In this paper, we designed an IoT-based intelligent attendance system that supports universities/companies that provide COVID-free workspaces and autonomous check-ins. Our system consists of attendance-taking, temperature measurements, and cloud computing, such as web applications, databases, and email servers. Our system can help managers/doctors control the COVID-19 pandemic by tracking/monitoring body temperatures (because a high temperature is a common symptom of COVID-19).

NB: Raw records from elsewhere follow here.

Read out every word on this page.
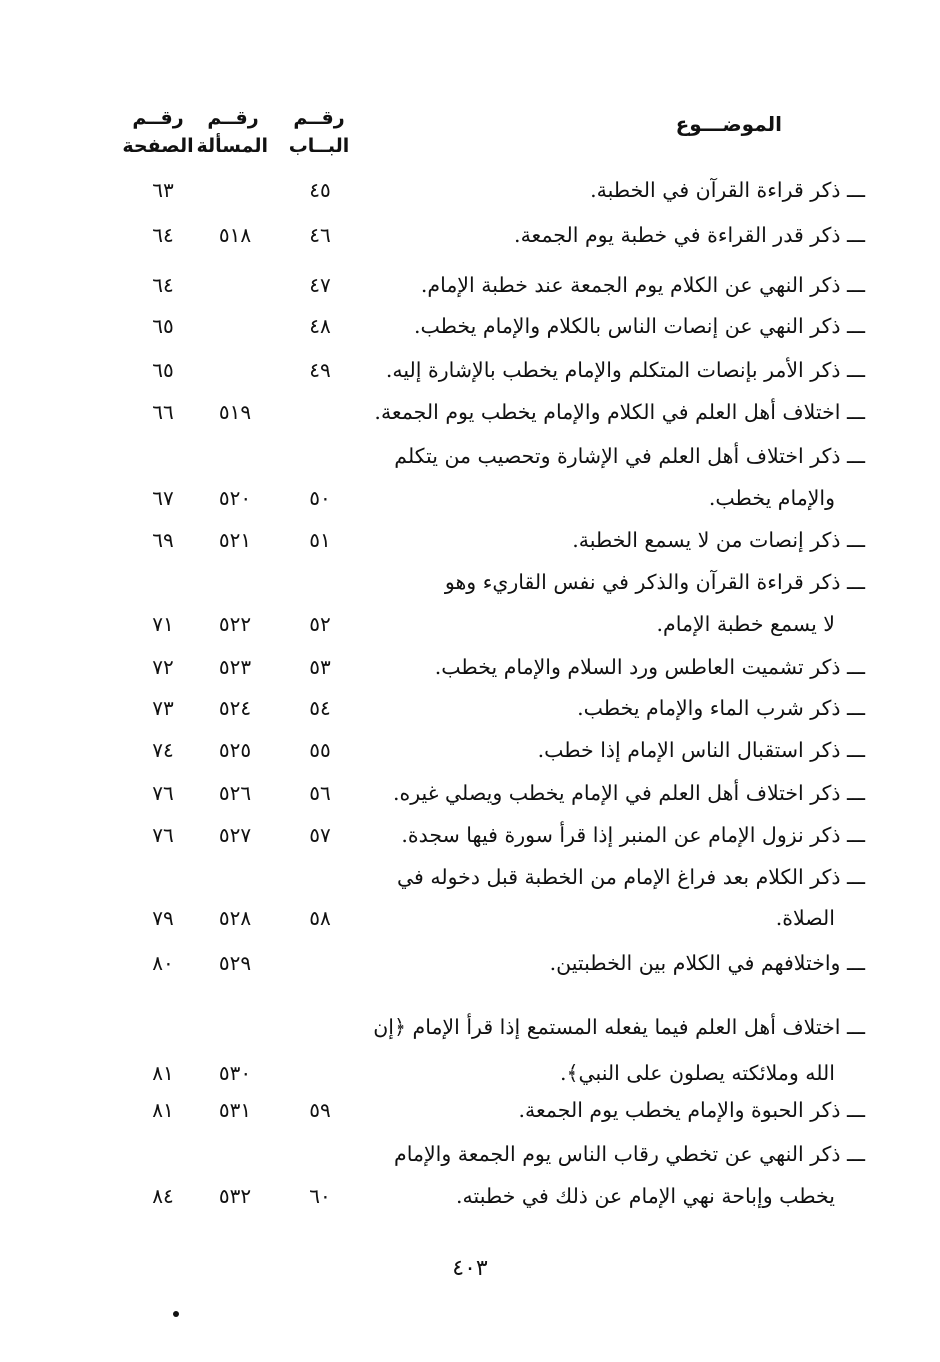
الموضـــوع
رقــم
البــاب
رقــم
المسألة
رقــم
الصفحة
ـــ ذكر قراءة القرآن في الخطبة.
٤٥
٦٣
ـــ ذكر قدر القراءة في خطبة يوم الجمعة.
٤٦
٥١٨
٦٤
ـــ ذكر النهي عن الكلام يوم الجمعة عند خطبة الإمام.
٤٧
٦٤
ـــ ذكر النهي عن إنصات الناس بالكلام والإمام يخطب.
٤٨
٦٥
ـــ ذكر الأمر بإنصات المتكلم والإمام يخطب بالإشارة إليه.
٤٩
٦٥
ـــ اختلاف أهل العلم في الكلام والإمام يخطب يوم الجمعة.
٥١٩
٦٦
ـــ ذكر اختلاف أهل العلم في الإشارة وتحصيب من يتكلم
والإمام يخطب.
٥٠
٥٢٠
٦٧
ـــ ذكر إنصات من لا يسمع الخطبة.
٥١
٥٢١
٦٩
ـــ ذكر قراءة القرآن والذكر في نفس القاريء وهو
لا يسمع خطبة الإمام.
٥٢
٥٢٢
٧١
ـــ ذكر تشميت العاطس ورد السلام والإمام يخطب.
٥٣
٥٢٣
٧٢
ـــ ذكر شرب الماء والإمام يخطب.
٥٤
٥٢٤
٧٣
ـــ ذكر استقبال الناس الإمام إذا خطب.
٥٥
٥٢٥
٧٤
ـــ ذكر اختلاف أهل العلم في الإمام يخطب ويصلي غيره.
٥٦
٥٢٦
٧٦
ـــ ذكر نزول الإمام عن المنبر إذا قرأ سورة فيها سجدة.
٥٧
٥٢٧
٧٦
ـــ ذكر الكلام بعد فراغ الإمام من الخطبة قبل دخوله في
الصلاة.
٥٨
٥٢٨
٧٩
ـــ واختلافهم في الكلام بين الخطبتين.
٥٢٩
٨٠
ـــ اختلاف أهل العلم فيما يفعله المستمع إذا قرأ الإمام ﴿إن
الله وملائكته يصلون على النبي﴾.
٥٣٠
٨١
ـــ ذكر الحبوة والإمام يخطب يوم الجمعة.
٥٩
٥٣١
٨١
ـــ ذكر النهي عن تخطي رقاب الناس يوم الجمعة والإمام
يخطب وإباحة نهي الإمام عن ذلك في خطبته.
٦٠
٥٣٢
٨٤
٤٠٣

Our system dynamically combines QR codes, facial recognition, and manual registration support for users. Moreover, all data can be stored, retrieved, filtered, and inquired easily via cloud computing. The evaluation results show our system is efficient, comfortable, and friendly to use in a real-time environment. In future work, we will apply AI-based analyses, prediction of infection, and contact tracing. For a large number of users, the optimal number of IoT devices used can be considered to satisfy the trade-off between the system performance (accuracy, latency, user satisfaction, etc.).